But that day was the day my heart broke into a million pieces. Kevin was excited and sad too. We both knew the statistics and knew we wouldn't be able to keep our baby. We both cried for hours in his room. We both lived with our own parents since we're both in school and working. He had a year left to finish I just started my own. We knew we wouldn't be able to. As time went on I started thinking maybe we could but that's just it, it was all maybes. I ended up contacting pregnancy resources centers in my area. I found an excellent center in Hackensack NJ. Wonderful people I absolutely loved my experience with them. On March 2nd I found out I was 11 weeks pregnant with a healthy strong baby. I heard my babies heart beat and I saw him move on the monitor. Kevin and I both cried knowing how beautiful this moment was. But soon my dreams turned into reality and there I was starring back at a black and white picture of my ultrasound. I knew he was a boy, I felt it in my heart. My baby was strong and extremely active. But when discussing our next steps I told Jane I wanted to have an abortion. She seemed sad but with no judgement she handed me a folder containing various pamphlets about abortion and other ways to handle this. There I was sitting next to Kevin reading every single piece of paper over and over again. The feelings sunk in and I lost it for a while. I zoned out for hours, speechless, motionless, almost breathless. Kevin stayed next to me the entire time. Offering me food or a beverage every 10 minutes. I didn't even speak to him. I couldn't find the words to express myself. All I was thinking was how could I go through this.

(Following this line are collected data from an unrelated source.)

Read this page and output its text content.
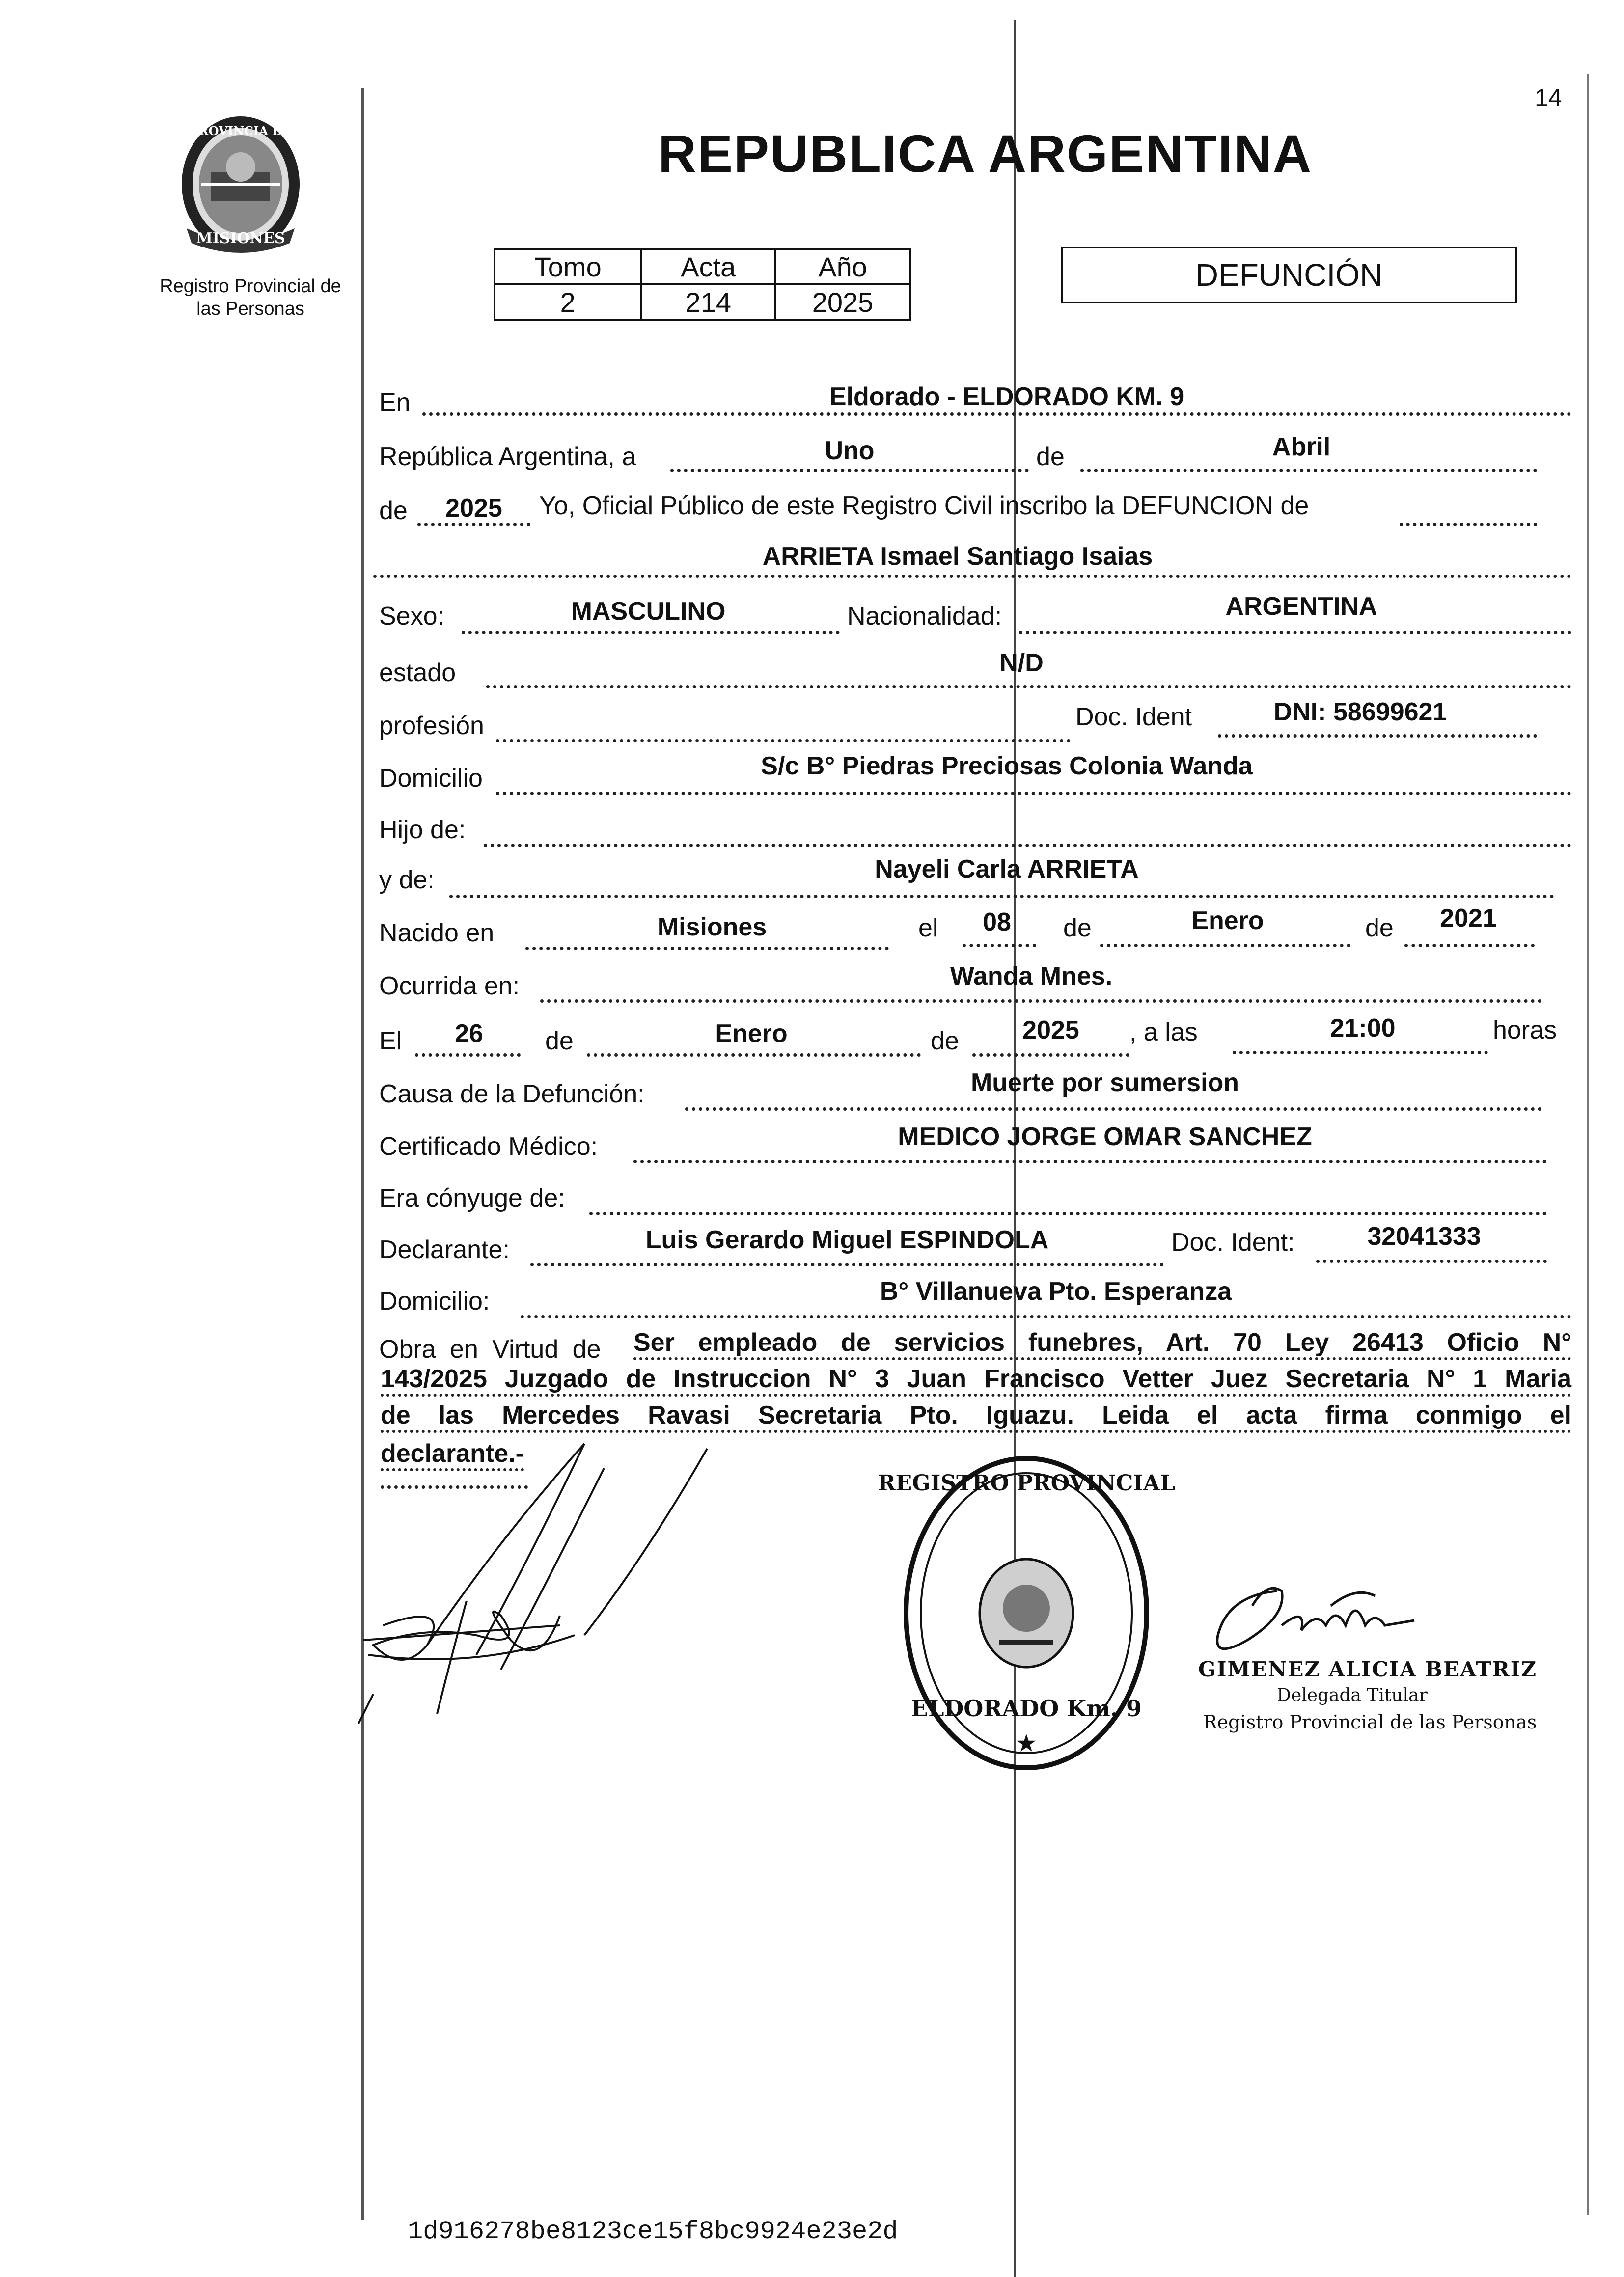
14
PROVINCIA DE
MISIONES
Registro Provincial de
las Personas
REPUBLICA ARGENTINA
Tomo	Acta	Año
2	214	2025
DEFUNCIÓN
En	Eldorado - ELDORADO KM. 9
República Argentina, a	Uno	de	Abril
de	2025	Yo, Oficial Público de este Registro Civil inscribo la DEFUNCION de
ARRIETA Ismael Santiago Isaias
Sexo:	MASCULINO	Nacionalidad:	ARGENTINA
estado	N/D
profesión	Doc. Ident	DNI: 58699621
Domicilio	S/c B° Piedras Preciosas Colonia Wanda
Hijo de:
y de:	Nayeli Carla ARRIETA
Nacido en	Misiones	el	08	de	Enero	de	2021
Ocurrida en:	Wanda Mnes.
El	26	de	Enero	de	2025	, a las	21:00	horas
Causa de la Defunción:	Muerte por sumersion
Certificado Médico:	MEDICO JORGE OMAR SANCHEZ
Era cónyuge de:
Declarante:	Luis Gerardo Miguel ESPINDOLA	Doc. Ident:	32041333
Domicilio:	B° Villanueva Pto. Esperanza
Obra en Virtud de Ser empleado de servicios funebres, Art. 70 Ley 26413 Oficio N°
143/2025 Juzgado de Instruccion N° 3 Juan Francisco Vetter Juez Secretaria N° 1 Maria
de las Mercedes Ravasi Secretaria Pto. Iguazu. Leida el acta firma conmigo el
declarante.-
REGISTRO PROVINCIAL
ELDORADO Km. 9
★
GIMENEZ ALICIA BEATRIZ
Delegada Titular
Registro Provincial de las Personas
1d916278be8123ce15f8bc9924e23e2d
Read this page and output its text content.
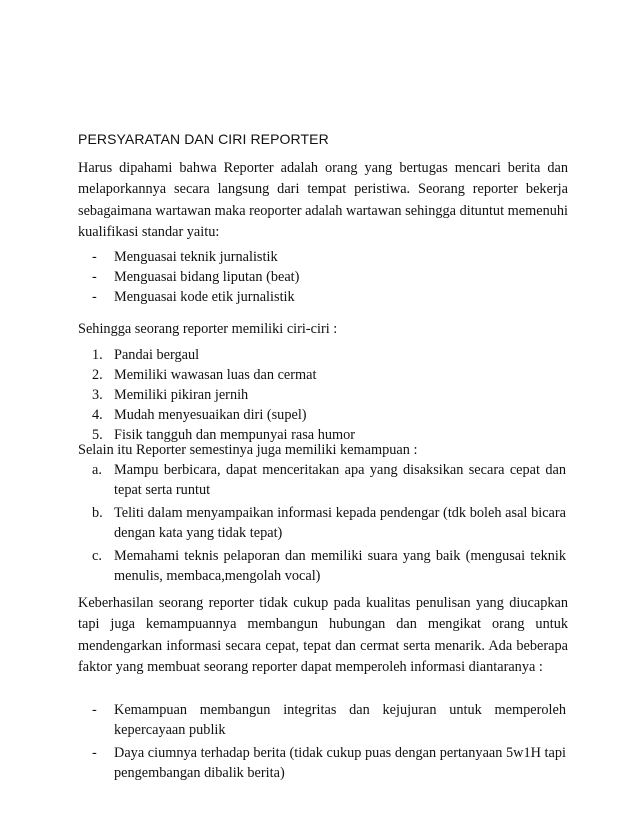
PERSYARATAN DAN CIRI REPORTER
Harus dipahami bahwa Reporter adalah orang yang bertugas mencari berita dan melaporkannya secara langsung dari tempat peristiwa. Seorang reporter bekerja sebagaimana wartawan maka reoporter adalah wartawan sehingga dituntut memenuhi kualifikasi standar yaitu:
- Menguasai teknik jurnalistik
- Menguasai bidang liputan (beat)
- Menguasai kode etik jurnalistik
Sehingga seorang reporter memiliki ciri-ciri :
1. Pandai bergaul
2. Memiliki wawasan luas dan cermat
3. Memiliki pikiran jernih
4. Mudah menyesuaikan diri (supel)
5. Fisik tangguh dan mempunyai rasa humor
Selain itu Reporter semestinya juga memiliki kemampuan :
a. Mampu berbicara, dapat menceritakan apa yang disaksikan secara cepat dan tepat serta runtut
b. Teliti dalam menyampaikan informasi kepada pendengar (tdk boleh asal bicara dengan kata yang tidak tepat)
c. Memahami teknis pelaporan dan memiliki suara yang baik (mengusai teknik menulis, membaca,mengolah vocal)
Keberhasilan seorang reporter tidak cukup pada kualitas penulisan yang diucapkan tapi juga kemampuannya membangun hubungan dan mengikat orang untuk mendengarkan informasi secara cepat, tepat dan cermat serta menarik. Ada beberapa faktor yang membuat seorang reporter dapat memperoleh informasi diantaranya :
- Kemampuan membangun integritas dan kejujuran untuk memperoleh kepercayaan publik
- Daya ciumnya terhadap berita (tidak cukup puas dengan pertanyaan 5w1H tapi pengembangan dibalik berita)
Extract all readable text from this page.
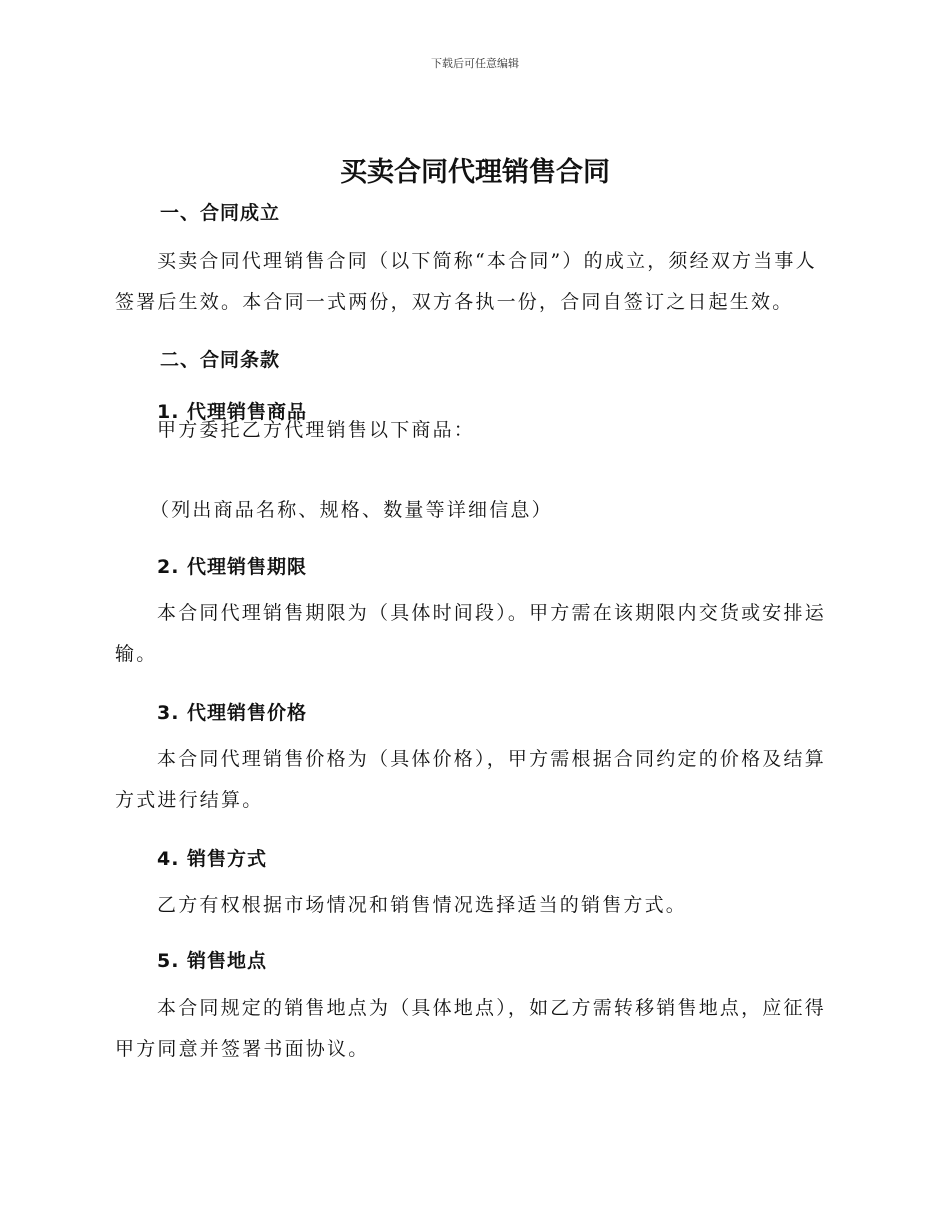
下载后可任意编辑
买卖合同代理销售合同
一、合同成立
买卖合同代理销售合同（以下简称“本合同”）的成立，须经双方当事人签署后生效。本合同一式两份，双方各执一份，合同自签订之日起生效。
二、合同条款
1. 代理销售商品
甲方委托乙方代理销售以下商品：
（列出商品名称、规格、数量等详细信息）
2. 代理销售期限
本合同代理销售期限为（具体时间段）。甲方需在该期限内交货或安排运输。
3. 代理销售价格
本合同代理销售价格为（具体价格），甲方需根据合同约定的价格及结算方式进行结算。
4. 销售方式
乙方有权根据市场情况和销售情况选择适当的销售方式。
5. 销售地点
本合同规定的销售地点为（具体地点），如乙方需转移销售地点，应征得甲方同意并签署书面协议。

Over the next days I dreamt of my baby and Kevin, us being a family. Driving around town, watching movies etc. 
But I realized I wouldn't be able to finish my  career. My career hasn't even started. I am a pred med major with hops of becoming an optometrist and opening up my own office. How could I do that with a baby while being an undergraduate if I could barely wake up on time for my 8:15 Pathophysiology class? I made an appointment and I made a decision to terminate my pregnancy. Nobody knows. Just Kevin and I. I'm so scared to say anything, I've never really seeked help from my mother and I don't want to disappoint my father. I was alone with just Kevin. I made our choice and I made Kevin promise he wouldn't let me punk out. We knew we wouldn't be able to have the life we've discussed if we'd keep him now. 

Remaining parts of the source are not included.